Peut-on gérer le « facteur opinion » ?
L’influence de l’opinion s’exerce aujourd’hui sur toute décision de
toute organisation. C’est vrai dans la société pour les décisions qui
relèvent
des pouvoirs publics, comme dans l’économie pour celles qui
relèvent
des entreprises. Un mouvement d’opinion est capable d’accélérer
le succès d’une idée ou d’un produit aussi bien que de ralentir ou
d’interdire la mise
en œuvre d’une décision.
Ce phénomène n’est pas nouveau. Il est aussi ancien que les sociétés humaines. Ce qui a évolué au fil des dernières décennies, c’est la prévalence de ce phénomène et le caractère de plus en plus divers de son expression. Sa prévalence, car il n’y a plus guère de question qui lui échappe ; son caractère divers car le nombre d’acteurs susceptibles de mobiliser l’opinion s’est fortement accru. Les organisations sont, plus que jamais, face à un « risque d’opinion ».
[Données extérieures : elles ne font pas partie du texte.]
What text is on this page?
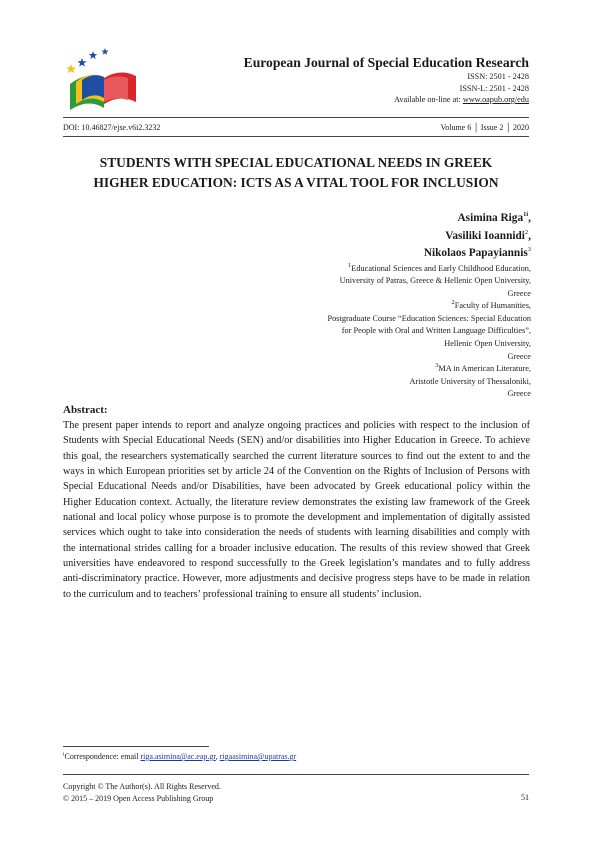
European Journal of Special Education Research
ISSN: 2501 - 2428
ISSN-L: 2501 - 2428
Available on-line at: www.oapub.org/edu
DOI: 10.46827/ejse.v6i2.3232	Volume 6 │ Issue 2 │ 2020
STUDENTS WITH SPECIAL EDUCATIONAL NEEDS IN GREEK
HIGHER EDUCATION: ICTS AS A VITAL TOOL FOR INCLUSION
Asimina Riga$^{1i}$,
Vasiliki Ioannidi$^2$,
Nikolaos Papayiannis$^3$
$^1$Educational Sciences and Early Childhood Education,
University of Patras, Greece & Hellenic Open University,
Greece
$^2$Faculty of Humanities,
Postgraduate Course “Education Sciences: Special Education
for People with Oral and Written Language Difficulties”,
Hellenic Open University,
Greece
$^3$MA in American Literature,
Aristotle University of Thessaloniki,
Greece
Abstract:
The present paper intends to report and analyze ongoing practices and policies with respect to the inclusion of Students with Special Educational Needs (SEN) and/or disabilities into Higher Education in Greece. To achieve this goal, the researchers systematically searched the current literature sources to find out the extent to and the ways in which European priorities set by article 24 of the Convention on the Rights of Inclusion of Persons with Special Educational Needs and/or Disabilities, have been advocated by Greek educational policy within the Higher Education context. Actually, the literature review demonstrates the existing law framework of the Greek national and local policy whose purpose is to promote the development and implementation of digitally assisted services which ought to take into consideration the needs of students with learning disabilities and comply with the international strides calling for a broader inclusive education. The results of this review showed that Greek universities have endeavored to respond successfully to the Greek legislation’s mandates and to fully address anti-discriminatory practice. However, more adjustments and decisive progress steps have to be made in relation to the curriculum and to teachers’ professional training to ensure all students’ inclusion.
$^i$Correspondence: email riga.asimina@ac.eap.gr, rigaasimina@upatras.gr
Copyright © The Author(s). All Rights Reserved.
© 2015 – 2019 Open Access Publishing Group	51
Un risque qui s’exprime, de manière positive ou négative, aussi bien en matière commerciale de produits et services que sur les marchés boursiers, dans le domaine social ou dans les relations avec les pouvoirs publics. Ces domaines étant, en outre, liés entre eux : la Bourse s’inquiète quand une technologie ou un produit est mis en cause, le client ne veut aucun risque, les pouvoirs publics sont immédiatement interpellés si la mise en cause concerne la santé ou l’emploi, et les salariés sont plus que d’autres sensibles à ce qui concerne leur entreprise dans les médias.
Maîtriser l'aléatoire
Au croisement de la diversité des questions et de la multiplication des acteurs, le besoin de communication se pose avec une acuité nouvelle. Un des signes les plus évidents en est que l’on entend régulièrement imputer un échec ou un conflit à un manque, un déficit, une erreur ou un refus… de communication.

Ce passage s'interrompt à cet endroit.